NATO’s part-time ally
According to Ismail Haniyeh, the Hamas prime minister in Gaza, Prime Minister Recep Tayyip Erdoğan’s victory in local elections “will bolster the Palestinian nation and cause.” As the Afghan mission comes to an end, NATO should start weighing the merits and demerits of having Muslim Brothers inside the alliance.
As it faces multiple challenges ahead as evinced, most recently, by Ukraine, NATO should rethink “likeminded-ness” in the house since it is a political club with a military force, not just a military club. Turkey increasingly features several titles falling into the category of “the only NATO member…”
Never mind if the Turkish foreign ministry became the first foreign ministry in the alliance that ordered a (non-judicial) ban on YouTube and Twitter. Never mind if Mr. Erdoğan associated atheists with terrorists only a few weeks before Saudi Arabia passed new legislation that labels all atheists as terrorists. Or if NATO allied Turkey has outlawed the words “platform” and “council” from association names because “they may echo terrorist activity.” There is more than that.
Taking refuge from the August heat at Alexei Kosygin’s Kremlin banquette back in cold war-stricken 1965, Turkish Prime Minister Suat Hayri Ürgüplü said he “was very pleased to be witness to the gradual and confident development of mutual understanding with the Soviet Union.” The next day, an Istanbul daily commented: “Improvement of Turkey’s relations with the Soviets is fine on one condition: that we always remain an ally of the United States and in NATO.”
Some 44 years later, in April 2009, military teams from Turkey and Bashar al-Assad’s Syria crossed the border and visited outposts during joint military drills. That was the first time a NATO army had exercised with Syria’s.
In September 2010, Turkish and Chinese air force aircrafts conducted joint exercises in Turkish airspace. That, too, was the first time a NATO air force had military exercises with China’s.
In 2011, a Transatlantic Trends survey revealed Turkey was the NATO member with the lowest support for the alliance: just 37 percent.
The same year, before finally agreeing to provide NATO forces with logistical support, Mr. Erdoğan had angrily asked: “What business can NATO have in Libya?”
Also in 2011, the Turkish government announced plans to eventually build a ballistic missile with a range of 2,500 kilometers.
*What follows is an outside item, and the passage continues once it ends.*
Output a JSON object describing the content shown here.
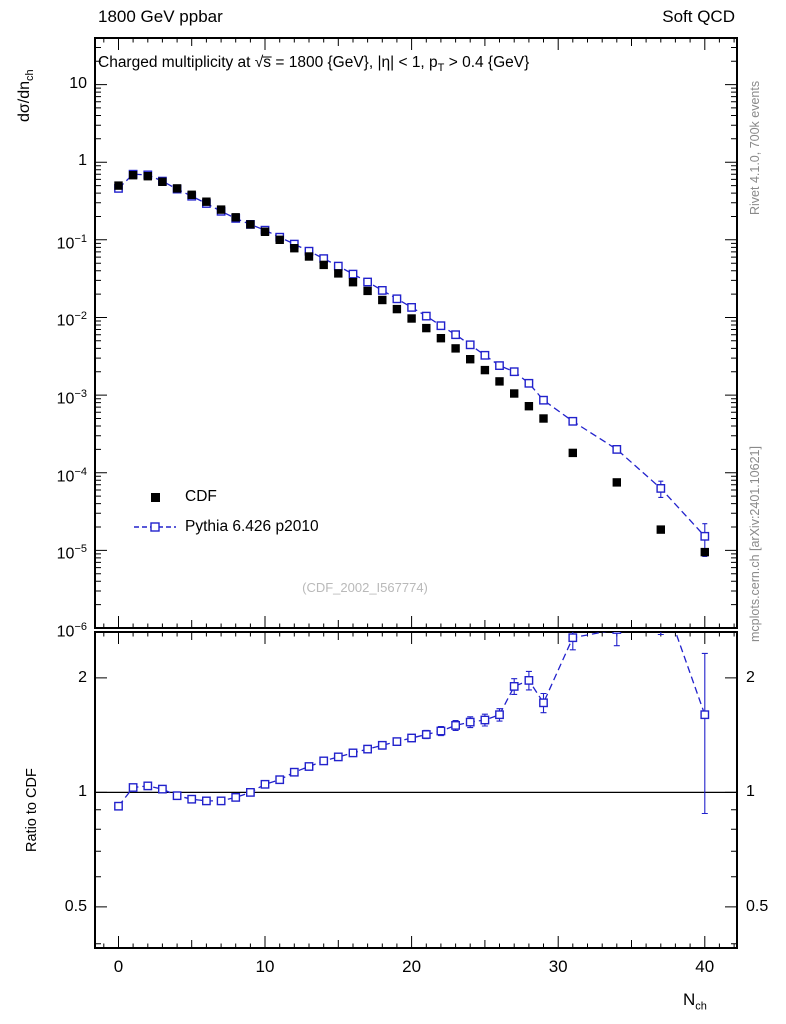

In 2012, Turkey joined the Shanghai Cooperation Organization (SCO) as a dialogue partner, along with Belarus and Sri Lanka. Since then, Mr. Erdoğan has at least a few times said Ankara would abandon its quest to join the European Union if it was offered full membership of the SCO.
In September 2013, Turkey announced that it selected a Chinese company for the construction of its first long-range air and anti-missile defense system. Turkish officials have said local engineering would make the Chinese system interoperable with the U.S. and NATO assets deployed on Turkish soil.
And this year, the Financial Act Task Force, an international body setting the global rules and standards for combating terrorist financing, ruled Turkey should remain on its gray list. Once again, Turkey was the odd one out: the only NATO member country on an embarrassing list shared with Algeria, Ecuador, Ethiopia, Myanmar, Pakistan, Syria and Yemen.
All that makes Turkey possibly NATO’s most bizarre ally, not to mention Turkey is the only NATO member which, according to the U.N., occupies territories of a member of the European Union.
True, Turkey’s position is convergent with NATO’s on Ukraine; and yes, Turkey has other converging interests too, like the preservation of stability of the global commons: air, sea, space and aerospace.
But while NATO wishes to reinforce its outreach to likeminded democracies like Australia and Japan, Turkey is forging regional and wider partnerships with the chosen parts of the Arab world, Africa, Russia, China, Central Asia and the Caucasus.
As once staunch member Turkey’s likeminded-ness with the rest of the alliance visibly fades away, in favor of the Hamas/Muslim Brotherhood thinking, it is on a fast journey to become NATO’s part-time ally.
If a la carte membership is open to the global clientele, Hamas, too, may wish to join one day.